The sheriff moved cautiously out on the tiered roof of black slate. Suddenly he dropped Timmy Sumpter and thrust him toward Esther. 'You watch the kid, and no monkey business. I'm still the only one here with a gun, in case anybody's forgot.'

Esther took the sobbing boy, coolly, with no change of expression, as she might have accepted a lifeless bundle of rags. Then for just an instant, she looked at Gault. There was a certain glitter in her eyes. Light from the fires of hate that burned inside her, Gault thought. It was a cold, still look that said, This is your chance Gault. The only one you'll get.

'I still don't see it,' Grady Olsen was saying with the beginning of anger and suspicion. He was bending slightly over the edge of the shelf when Esther Garnett threw herself at him.

Olsen was big and heavy, solid as a stump, and no bit of a woman like Esther Garnett was going to upset him. But it did surprise him. He blinked once, scowling and angry, as he brushed her aside. And then, before he could pull himself erect or fully regain his balance, Gault hit him.

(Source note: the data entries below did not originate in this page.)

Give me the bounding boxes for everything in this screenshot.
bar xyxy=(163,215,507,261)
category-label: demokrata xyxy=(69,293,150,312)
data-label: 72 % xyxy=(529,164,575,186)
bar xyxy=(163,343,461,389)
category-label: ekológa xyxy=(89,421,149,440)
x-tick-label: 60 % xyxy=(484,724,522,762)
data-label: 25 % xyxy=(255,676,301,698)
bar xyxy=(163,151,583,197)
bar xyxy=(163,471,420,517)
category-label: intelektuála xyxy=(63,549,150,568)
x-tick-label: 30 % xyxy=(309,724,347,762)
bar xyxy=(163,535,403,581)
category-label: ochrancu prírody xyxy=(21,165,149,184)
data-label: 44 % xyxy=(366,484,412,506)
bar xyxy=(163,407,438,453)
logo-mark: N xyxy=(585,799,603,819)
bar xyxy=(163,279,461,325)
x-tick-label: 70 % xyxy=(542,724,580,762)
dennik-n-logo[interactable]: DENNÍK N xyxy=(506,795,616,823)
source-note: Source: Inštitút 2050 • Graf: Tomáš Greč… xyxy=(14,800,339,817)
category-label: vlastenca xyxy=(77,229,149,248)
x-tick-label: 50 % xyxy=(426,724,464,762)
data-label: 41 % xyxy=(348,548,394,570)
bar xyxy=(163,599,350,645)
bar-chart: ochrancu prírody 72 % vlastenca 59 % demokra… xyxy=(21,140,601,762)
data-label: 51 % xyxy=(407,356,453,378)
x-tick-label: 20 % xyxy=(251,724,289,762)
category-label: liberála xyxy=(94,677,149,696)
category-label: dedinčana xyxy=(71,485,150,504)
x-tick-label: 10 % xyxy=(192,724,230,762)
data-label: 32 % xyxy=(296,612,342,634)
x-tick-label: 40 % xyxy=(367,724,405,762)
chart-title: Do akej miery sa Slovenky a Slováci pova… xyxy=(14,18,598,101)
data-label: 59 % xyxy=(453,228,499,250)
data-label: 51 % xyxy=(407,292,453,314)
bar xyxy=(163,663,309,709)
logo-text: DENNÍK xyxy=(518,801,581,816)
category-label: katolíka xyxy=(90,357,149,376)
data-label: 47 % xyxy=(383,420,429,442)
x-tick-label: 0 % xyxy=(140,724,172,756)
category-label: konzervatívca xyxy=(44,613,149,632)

A shower of pain went through Gault's injured side as he drove his shoulder into the small of the sheriff's back. It was like throwing himself at an oak tree. Gault could almost believe that he had taken root to that roof of slate. Nevertheless, in some impossible way, he did move. Gault dropped to his knees, gasping. The sheriff was standing on one foot, clawing the air with his free hand and cursing as he fell backward into the still water.

'Hurry!' Esther Garnett said hoarsely. 'Maybe we can get to the horses before he hauls hisself out of the water!'

For a moment Gault looked at the world through the splintered light of pain. Sumpter, blind to everything else, rushed to his son and was holding the boy in his arms, rocking and crooning to him, tears of relief streaming down his dirty cheeks.

Gault pulled himself to his feet and got the doctor and the boy started downstream. 'On the other side of the shack, where the horses are!'

But Olsen was faster than any of them would have believed. Somehow he had worked his way to the top of the opposite bank and was cutting off their retreat with riflefire.